James Robinson, NEGRO LEAGUE BASEBALL STUD (1952-1958)
Robinson: There was this great group of guys that got together in 1920 and that was the official beginning of the Negro Leagues. Some of the teams were the Homestead Grays, Pittsburgh Crawfords and Kansas City Monarchs. Kansas City Monarchs, that’s the team I ended up with. I used to watch the Kansas City Monarchs when I was a young man in the 30s and 40s my father used to take me to watch them.
Gamble: Highlights of your career?
Robinson: I have several highlights. First, being selected to play in the East-West All Star game in 1956-1958. Second, signing a minor league contract with the St. Louis Cardinals' organization in 1954-1955. And third, being the captain of the Kansas City Monarchs in 1957- 1958. The Kansas City Monarchs experience as far as I’m concerned was the greatest experience. Because I had a chance to travel and really see the country by bus and grow as a person. I also learned that things may not be exactly how we truly want them to be, but we were still doing something that we loved and I realize that some of those guys I played with are not here but I remember them and they are my brothers.
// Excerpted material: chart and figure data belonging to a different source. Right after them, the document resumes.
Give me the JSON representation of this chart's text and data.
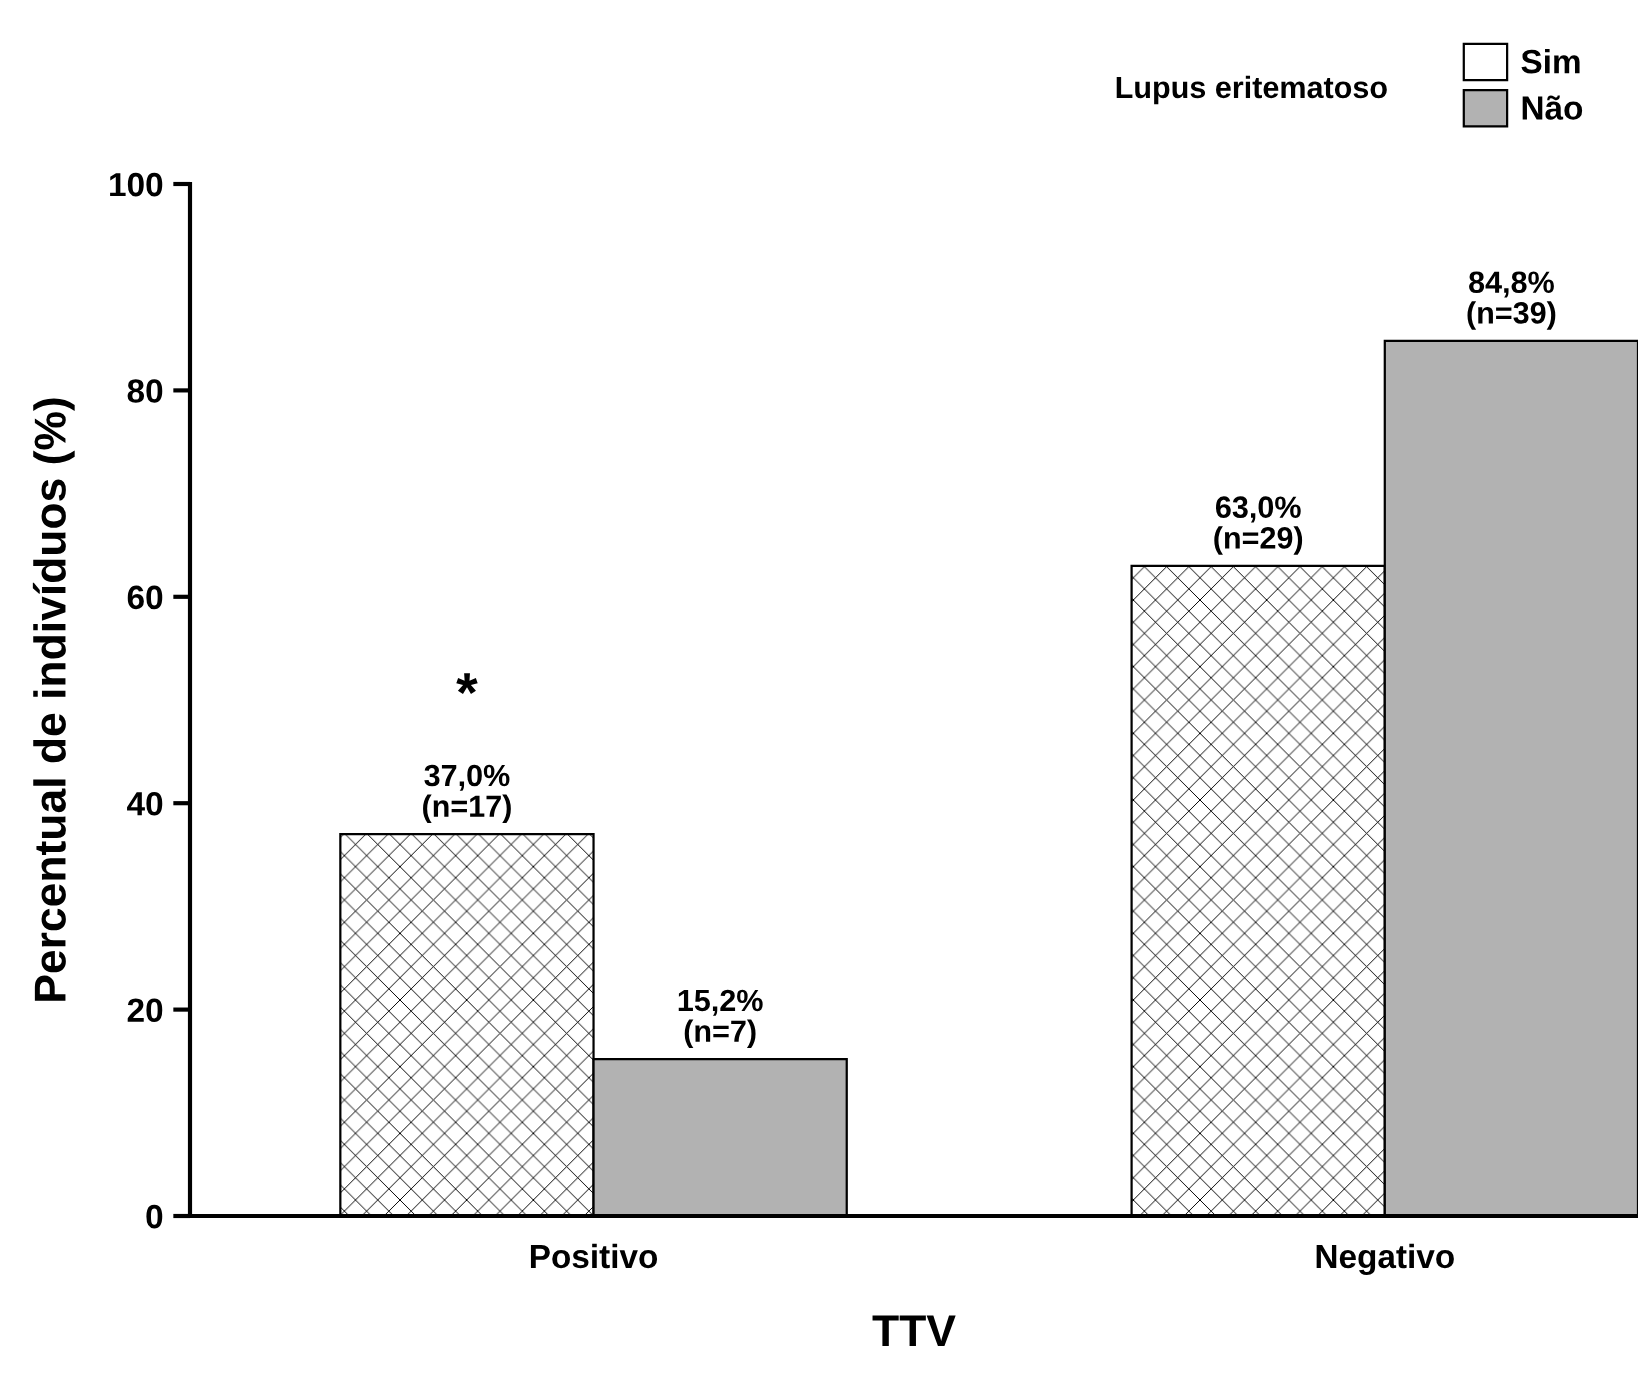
{
  "chart_data": {
    "type": "bar",
    "xlabel": "TTV",
    "ylabel": "Percentual de indivíduos (%)",
    "legend_title": "Lupus eritematoso",
    "categories": [
      "Positivo",
      "Negativo"
    ],
    "series": [
      {
        "name": "Sim",
        "color": "#ffffff",
        "values": [
          37.0,
          63.0
        ],
        "value_labels": [
          "37,0%\n(n=17)",
          "63,0%\n(n=29)"
        ]
      },
      {
        "name": "Não",
        "color": "#b2b2b2",
        "values": [
          15.2,
          84.8
        ],
        "value_labels": [
          "15,2%\n(n=7)",
          "84,8%\n(n=39)"
        ]
      }
    ],
    "ylim": [
      0,
      100
    ],
    "yticks": [
      0,
      20,
      40,
      60,
      80,
      100
    ],
    "grid": false,
    "legend": "top right",
    "annotations": [
      "*"
    ]
  }
}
Making the most of our opportunities was key. "I graduated from North Carolina A&T State University in 1953 and earned a Master's degree in Social Work from City University of New York in 1968. I worked for the New York City Housing Authority for 28 years. After my retirement in 1985, I began working as a coordinator for the Washington Mental Health Residence Program (1985-1988). Then, I became an assistant professor of Criminal Justice at South Carolina State University (1988-1994) as well as the school's head baseball coach (1990- 1993). Currently, I am an active volunteer with the Harlem little league.